By Barry Barbe

“In every walk with nature, one receives far more than he seeks.” – John Muir

John Muir was one of the original renaissance men. And his name is synonymous with the outdoors, conservation, and education as to the importance and preservation of the wild lands of the United States. More comfortable in the wilderness, and with a keen sense of observation and the documentation of the smallest details of nature, Muir wrote and lectured to the public and congress on the importance of our natural resources, and the connections created through them.

For Bob Manning, John Muir is not only an inspiration, but in many ways a reflection, if not a mirror of work and passion 100 years later.

“The John Muir Trail from Yosemite to Mount Whitney has to be one my most memorable and meaningful hikes we have done.” Bob explains. “John was so passionate, intelligent and eloquent about his work and insightful about the human nature as one cannot help but be inspired by his work.”

When John says “we” he is referring to his wife, Martha, who has been his companion through life and on the 100 walks/hikes described in their three books, “Walks of a Lifetime” which chronicle the couple’s adventures side by side. High school sweethearts, the couple have a shared passion for adventure and education and are advocates for encouraging people to immerse themselves in nature, by simply taking a walk.

His father a marine biologist, Bob spent his early life on the water on the coast of Maryland.

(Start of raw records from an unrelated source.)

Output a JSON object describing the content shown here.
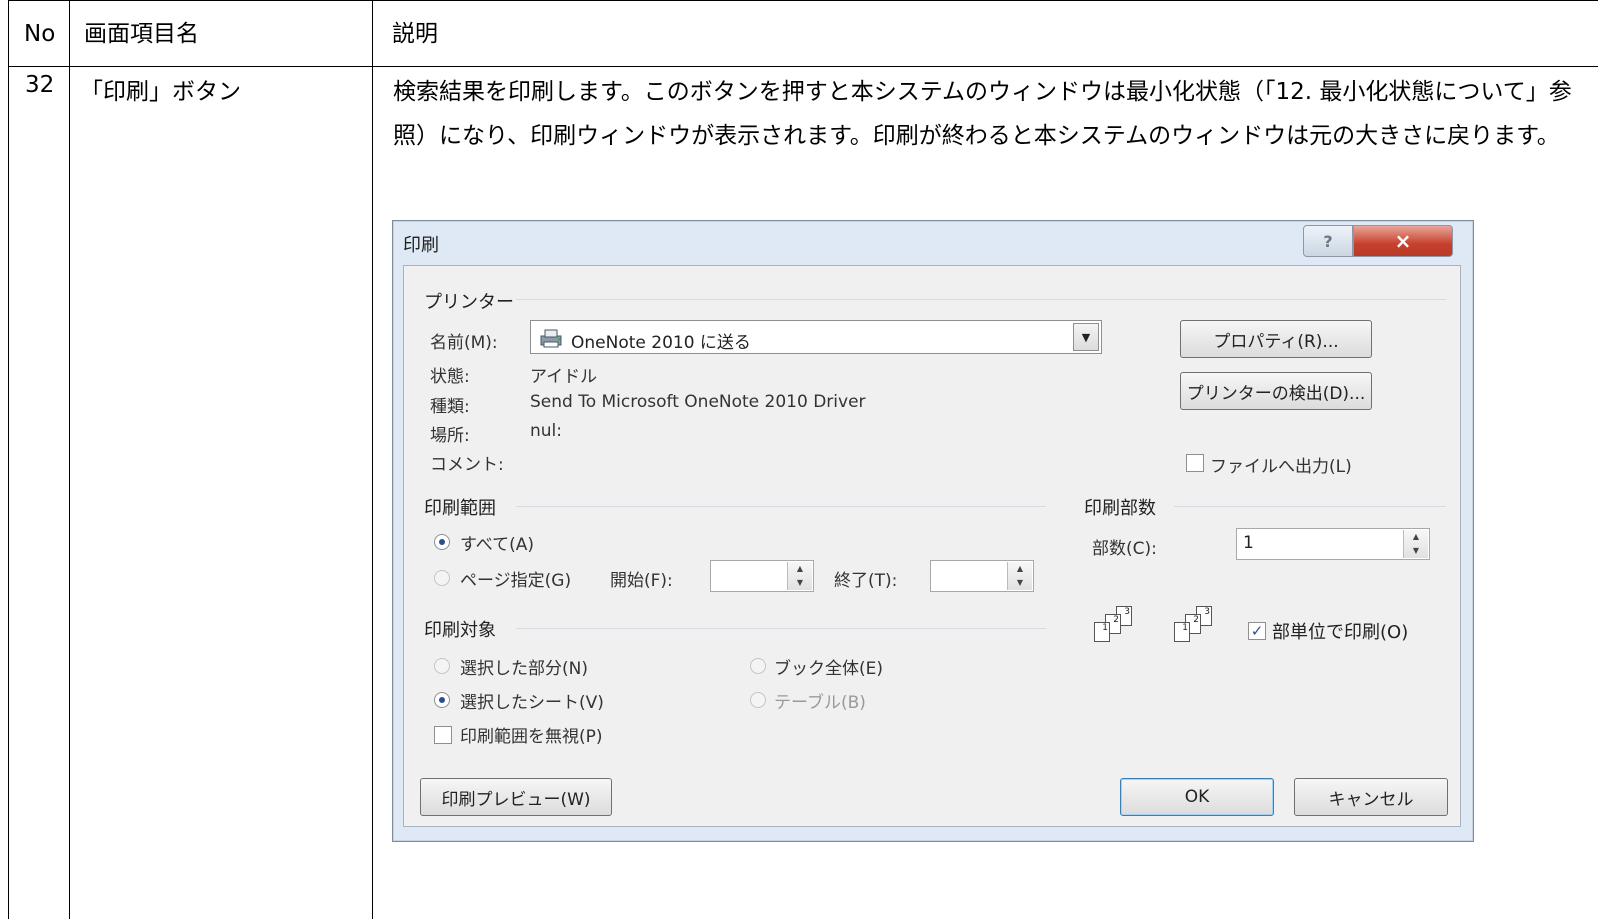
{
  "table": {
    "headers": {
      "no": "No",
      "item": "画面項目名",
      "desc": "説明"
    },
    "row": {
      "no": "32",
      "item": "「印刷」ボタン",
      "desc": "検索結果を印刷します。このボタンを押すと本システムのウィンドウは最小化状態（「12. 最小化状態について」参照）になり、印刷ウィンドウが表示されます。印刷が終わると本システムのウィンドウは元の大きさに戻ります。"
    }
  },
  "dialog": {
    "title": "印刷",
    "help_icon": "?",
    "close_icon": "×",
    "printer": {
      "group_label": "プリンター",
      "name_label": "名前(M):",
      "name_value": "OneNote 2010 に送る",
      "status_label": "状態:",
      "status_value": "アイドル",
      "type_label": "種類:",
      "type_value": "Send To Microsoft OneNote 2010 Driver",
      "location_label": "場所:",
      "location_value": "nul:",
      "comment_label": "コメント:",
      "properties_button": "プロパティ(R)...",
      "find_printer_button": "プリンターの検出(D)...",
      "print_to_file": "ファイルへ出力(L)"
    },
    "range": {
      "group_label": "印刷範囲",
      "all": "すべて(A)",
      "pages": "ページ指定(G)",
      "from_label": "開始(F):",
      "to_label": "終了(T):"
    },
    "copies": {
      "group_label": "印刷部数",
      "count_label": "部数(C):",
      "count_value": "1",
      "collate": "部単位で印刷(O)"
    },
    "target": {
      "group_label": "印刷対象",
      "selection": "選択した部分(N)",
      "entire_workbook": "ブック全体(E)",
      "active_sheets": "選択したシート(V)",
      "table": "テーブル(B)",
      "ignore_print_areas": "印刷範囲を無視(P)"
    },
    "buttons": {
      "preview": "印刷プレビュー(W)",
      "ok": "OK",
      "cancel": "キャンセル"
    }
  }
}
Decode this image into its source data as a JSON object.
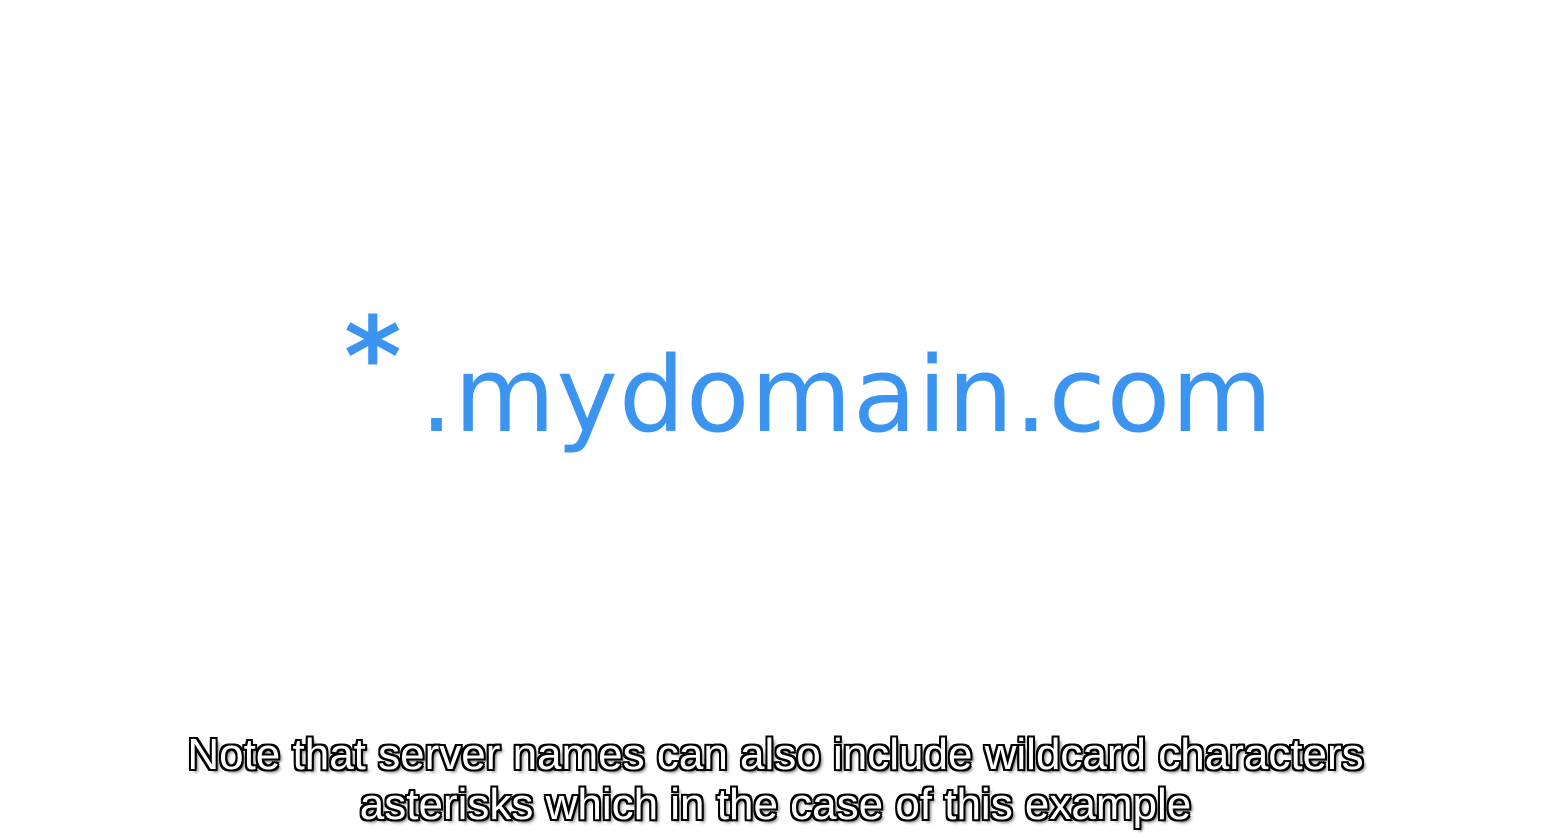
{
  "slide": {
    "wildcard": "*",
    "domain": ".mydomain.com",
    "accent_color": "#3b94f0"
  },
  "caption": {
    "line1": "Note that server names can also include wildcard characters",
    "line2": "asterisks which in the case of this example"
  }
}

Later, after college and enlisting with the U.S. Coast Guard, Bob’s eyes and mind were opened to new experiences and the outdoors while stationed in San Francisco.

“My college friends would have selected me as the least likely to become a college professor. But once I got to California and experienced Yosemite, and the outdoors, I became enthralled and immersed in the importance of this national resource and treasure.” Bob explains

Bob went on, continuing his education, and receiving his doctorate and creating a career that spanned over 40 years at the University of Vermont on the teaching on the history, philosophy and management of the National Parks.

“I decided after receiving my doctorate that I really should work in my field of study prior to teaching it. So I spent a period in the field and later, once I reached tenure at the University of Vermont, I spent four year-long sabbaticals with the National Park Service, as well as hiking around the country and world.”

With roughly 15 or so walks under their belts, the couple began to realize they had something unique to offer as to their perspective and experiences as they walked through life. Their series of books documenting their experiences encourages others to do the same.

“There may be confusion as to the difference between a walk, and a hike, but all of the experiences we describe are at a pace and level of difficulty that most anyone can enjoy them.” Bob explains.

“People will occasionally ask my wife what we talk about while out on the trails. And honestly, it can be about anything. It could be about nothing.” Bob continues.

“When you are walking these paths you are not always alone. And we have very deep conversations, or simply enjoy the experience together of being outdoors and taking in both the vastness and the most delicate of details of being outdoors. And there is ample opportunity to meet other hikers who are taking the same path, and creating their own experiences.”

Bob and Martha have personally experienced all the walks outlined in their collection.

Their first book, “America’s National Parks” is filled with walks from Acadia in Maine, to Zion in Utah. In between are over 60 different experiences paired with the history and detailed descriptions and photos of the landscape. “Walking Distance” and “Walks of a Lifetime” follow with walks over six continents.

Along the way, the reader is encouraged to not only experience the trails, but to participate in their conservation through support of local cleanup and maintenance programs and the National Park “Friends” groups that can financially support the work of the Park Service.

There is no better way to experience the outdoors than to walk. Walk through your neighborhood, the Prescott National Forrest, or something as adventurous as the Comino de Santiago, the Pilgrimage trial in Spain, which took Bob and Martha seven weeks to complete.

Along the way create memories, reflect on life, make new relationships and enjoy the simple luxury of the tapestry that surrounds us.

As to the difference between a walk and a hike, “The hikes in our wheelhouse are not less than 50 miles, and not more than 500. Some take a couple days, and others longer. By using the term walk, it becomes less intimidating. And by walking at a normal pace, you’re able to experience the beauty that is present as you are present.”

There is no better place to begin the experience than Prescott. With the National Forrest, local trails, and the Grand Canyon nearby, it’s simple to get out, join a hike group or start one on your own with a companion.

It’s not the distance, it’s the experience.